Camus, lui, s'était lancé de 1953 à 1959, dans une série d'adaptations théâtrales, dont Les Esprits de Pierre Larivey, auteur du XVIe siècle, et Les Possédés de Dostoïevski.
«Je n'ai pu me rendre à la réception de ce soir. Mais cela ne signifiait pas que je vous oubliais. Et peut-être je vous dirais mieux ici tous les voeux que je fais pour votre voyage, la chance et le beau succès que je vous souhaite de tout coeur et mes fidèles pensées.
«J'ai suivi vos succès de loin et je m'en suis réjoui comme si j'y étais ... l'essentiel reste que vous avez vérifié la portée de votre travail sur un public neuf, moins blasé et avachi que le nôtre — et que vous reveniez avec de jeunes forces. Oui, j'aurais aimé être avec vous. Non pas pour faire des conférences dont j'ai horreur, mais pour sentir l'odeur des décors, pour les déplacements, les rires, les fatigues, et le silence des coulisses, le soir. Je suis comme les vieux chevaux de cirque, j'ai besoin de ma sciure. C'est pourquoi je reviendrai vous voir au Marigny, cet hiver. Je savais aussi que vous m'accueillerez encore.
Mais je ne me sens pas grand coeur pour travailler de nouveau et personnellement au théâtre» «Je suis en retard. Mais j'ai fait faire une copie des Esprits, illisible dans la frappe que j'avais. Rien de tout cela n'est corrigé. À votre disposition.
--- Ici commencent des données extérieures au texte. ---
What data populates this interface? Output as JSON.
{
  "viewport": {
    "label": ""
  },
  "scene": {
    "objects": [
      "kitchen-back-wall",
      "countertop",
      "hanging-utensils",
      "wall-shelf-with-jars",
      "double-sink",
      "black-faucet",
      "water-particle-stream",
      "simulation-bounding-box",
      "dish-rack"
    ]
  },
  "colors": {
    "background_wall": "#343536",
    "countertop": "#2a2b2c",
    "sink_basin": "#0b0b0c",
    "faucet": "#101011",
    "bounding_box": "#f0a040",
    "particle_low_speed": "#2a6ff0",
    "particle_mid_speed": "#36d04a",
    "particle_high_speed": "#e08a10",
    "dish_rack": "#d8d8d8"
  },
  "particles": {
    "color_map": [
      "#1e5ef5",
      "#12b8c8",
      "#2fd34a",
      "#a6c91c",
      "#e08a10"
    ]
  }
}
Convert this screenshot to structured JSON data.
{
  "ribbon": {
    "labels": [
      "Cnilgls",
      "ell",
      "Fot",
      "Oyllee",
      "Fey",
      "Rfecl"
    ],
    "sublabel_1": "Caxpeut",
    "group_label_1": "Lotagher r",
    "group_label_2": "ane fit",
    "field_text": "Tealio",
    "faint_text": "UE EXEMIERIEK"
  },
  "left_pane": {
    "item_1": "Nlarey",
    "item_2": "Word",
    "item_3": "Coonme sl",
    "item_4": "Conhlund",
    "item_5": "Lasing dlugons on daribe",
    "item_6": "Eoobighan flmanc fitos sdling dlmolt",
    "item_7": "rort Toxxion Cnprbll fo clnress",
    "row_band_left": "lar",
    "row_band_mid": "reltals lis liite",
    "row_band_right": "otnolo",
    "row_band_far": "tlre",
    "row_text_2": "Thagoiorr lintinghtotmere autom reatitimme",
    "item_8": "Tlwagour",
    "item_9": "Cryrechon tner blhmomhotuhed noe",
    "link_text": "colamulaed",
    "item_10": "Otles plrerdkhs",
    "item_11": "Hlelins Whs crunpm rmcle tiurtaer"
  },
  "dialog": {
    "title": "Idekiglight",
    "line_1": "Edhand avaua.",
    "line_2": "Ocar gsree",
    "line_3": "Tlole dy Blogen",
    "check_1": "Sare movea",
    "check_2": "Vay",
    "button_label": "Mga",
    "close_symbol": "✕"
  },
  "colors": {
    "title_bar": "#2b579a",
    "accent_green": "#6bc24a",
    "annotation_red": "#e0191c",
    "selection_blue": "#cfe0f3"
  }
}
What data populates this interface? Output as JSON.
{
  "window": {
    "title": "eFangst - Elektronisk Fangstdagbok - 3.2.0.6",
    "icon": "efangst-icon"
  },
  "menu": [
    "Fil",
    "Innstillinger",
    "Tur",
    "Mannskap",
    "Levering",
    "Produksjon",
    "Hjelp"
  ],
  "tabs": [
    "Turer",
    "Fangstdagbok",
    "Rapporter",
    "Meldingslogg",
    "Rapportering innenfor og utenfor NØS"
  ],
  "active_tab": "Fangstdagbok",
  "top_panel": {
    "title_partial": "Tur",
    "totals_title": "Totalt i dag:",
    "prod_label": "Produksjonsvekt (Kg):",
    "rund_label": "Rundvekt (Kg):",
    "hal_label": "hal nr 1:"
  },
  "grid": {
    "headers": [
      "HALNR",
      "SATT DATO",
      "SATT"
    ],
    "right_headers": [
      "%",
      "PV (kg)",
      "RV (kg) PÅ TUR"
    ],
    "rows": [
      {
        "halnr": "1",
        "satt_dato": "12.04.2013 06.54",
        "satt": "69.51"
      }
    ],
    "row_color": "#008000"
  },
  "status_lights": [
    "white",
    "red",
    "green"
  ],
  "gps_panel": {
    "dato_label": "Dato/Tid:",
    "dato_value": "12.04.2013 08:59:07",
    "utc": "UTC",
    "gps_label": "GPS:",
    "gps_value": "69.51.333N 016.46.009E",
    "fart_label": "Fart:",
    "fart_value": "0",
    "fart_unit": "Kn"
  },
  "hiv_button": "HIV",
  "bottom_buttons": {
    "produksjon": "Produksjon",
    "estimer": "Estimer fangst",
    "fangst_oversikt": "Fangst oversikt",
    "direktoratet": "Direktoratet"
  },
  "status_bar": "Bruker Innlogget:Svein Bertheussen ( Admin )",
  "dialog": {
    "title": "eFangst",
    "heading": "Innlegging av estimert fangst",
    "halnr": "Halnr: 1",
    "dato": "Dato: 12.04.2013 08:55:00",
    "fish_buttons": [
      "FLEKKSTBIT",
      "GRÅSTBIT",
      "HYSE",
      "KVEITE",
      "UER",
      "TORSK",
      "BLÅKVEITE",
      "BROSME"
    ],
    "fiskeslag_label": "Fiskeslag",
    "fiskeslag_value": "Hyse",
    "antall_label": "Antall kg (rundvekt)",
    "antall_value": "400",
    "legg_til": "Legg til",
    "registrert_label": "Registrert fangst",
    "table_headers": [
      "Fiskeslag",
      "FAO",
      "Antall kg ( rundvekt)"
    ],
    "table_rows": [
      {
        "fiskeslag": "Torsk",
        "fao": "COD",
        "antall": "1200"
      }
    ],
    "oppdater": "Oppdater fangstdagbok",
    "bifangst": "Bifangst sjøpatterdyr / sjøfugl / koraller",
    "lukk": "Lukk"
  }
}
Pour L'Impromptu [pièce de jeunesse, dont il voulait faire une commedia dell'arte], je vous l'envoie surtout pour votre amusement ...» «Merci de ta bonne lettre. Ce livre m'a coûté la moitié de mon sang et m'a rendu à certains égards plus solitaire que jamais. C'est pourquoi j'aime qu'on l'aime et qu'on m'y rejoigne et ce que tu me dis m'a fortifié. Je suis désolé de ne pas être libre ce soir... Quand pars-tu?
Aurons-nous le temps de nous revoir? ...».